Independent evaluations
"Average literacy gains across all schools and classes, and among students from all backgrounds and ability ranges, was consistently more than...double the expected rate of literacy development. Furthermore, 20% of students made gains of...four times the expected rate of literacy development." (Learning to Read: Reading to Learn, A Middle Years Literacy Intervention Research Project, Final Report. Catholic Education Office Melbourne 2006)
"The average improvement in reading and writing was 2.5 [National Literacy Profile] levels... At the same time, teachers have noted a range of student learning outcomes that are more difficult to measure, like an increased level of student engagement in their learning." (What has worked, and will again: the IESIP Strategic Results Projects. Australian Curriculum Studies Association 2000)
"The model was seen as superior by practising teachers in relation to other previous professional development experiences...teachers witnessed a general improvement level in all students irrespective of reading ability and literary experience...A work ethic became evident among those students that had never previously been able to engage for anything more than very short periods...attendance had elevated from 50% to 86% attending on a regular basis." (Evaluation of the Years 7-10 English Aboriginal Support Pilot Project, Final Report to the Office of the NSW Board of Studies.

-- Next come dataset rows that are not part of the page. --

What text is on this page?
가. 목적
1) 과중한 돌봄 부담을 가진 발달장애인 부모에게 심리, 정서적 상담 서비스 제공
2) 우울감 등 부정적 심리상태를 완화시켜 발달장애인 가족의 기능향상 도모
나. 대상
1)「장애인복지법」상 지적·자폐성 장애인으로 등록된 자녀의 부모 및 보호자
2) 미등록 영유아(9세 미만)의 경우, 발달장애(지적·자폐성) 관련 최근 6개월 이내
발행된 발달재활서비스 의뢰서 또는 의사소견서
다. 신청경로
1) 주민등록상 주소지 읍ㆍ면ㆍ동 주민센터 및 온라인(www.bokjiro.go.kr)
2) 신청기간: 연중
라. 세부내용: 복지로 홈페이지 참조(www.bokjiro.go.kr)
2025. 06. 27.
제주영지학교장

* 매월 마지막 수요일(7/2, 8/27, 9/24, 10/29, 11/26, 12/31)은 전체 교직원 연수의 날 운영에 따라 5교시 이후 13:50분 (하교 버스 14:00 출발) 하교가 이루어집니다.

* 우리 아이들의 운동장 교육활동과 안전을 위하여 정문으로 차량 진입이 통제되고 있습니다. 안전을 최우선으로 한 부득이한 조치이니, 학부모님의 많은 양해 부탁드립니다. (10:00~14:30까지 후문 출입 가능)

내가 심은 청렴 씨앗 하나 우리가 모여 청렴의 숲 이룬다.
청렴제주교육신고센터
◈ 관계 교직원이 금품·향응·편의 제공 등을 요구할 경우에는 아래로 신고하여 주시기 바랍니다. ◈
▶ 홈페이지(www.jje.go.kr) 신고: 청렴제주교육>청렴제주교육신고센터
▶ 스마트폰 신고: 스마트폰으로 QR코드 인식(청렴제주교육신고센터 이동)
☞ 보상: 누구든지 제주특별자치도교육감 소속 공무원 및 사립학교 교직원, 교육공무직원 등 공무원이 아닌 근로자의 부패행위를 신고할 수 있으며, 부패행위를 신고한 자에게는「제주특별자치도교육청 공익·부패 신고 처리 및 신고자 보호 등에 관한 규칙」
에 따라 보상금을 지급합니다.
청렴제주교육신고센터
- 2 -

Erebus International 2005)
Some typical teacher feedback:
I was thrilled to see them get so much enjoyment from the lesson. This enjoyment came largely from the confidence they gained from really understanding what it was all about.
Students who are usually invisible in the mainstream class are confident and engaged in the process.
The structure and information the students used in their post-scaffolded writing, compared with their pre-scaffolded writing, was excellent.
It is great to have positive results and examples to show parents of students who have always struggled with literacy.
It was pleasing to sit back and listen to the discussion between students, generally considered to be weak in literacy, on the features of language and what makes sense and why.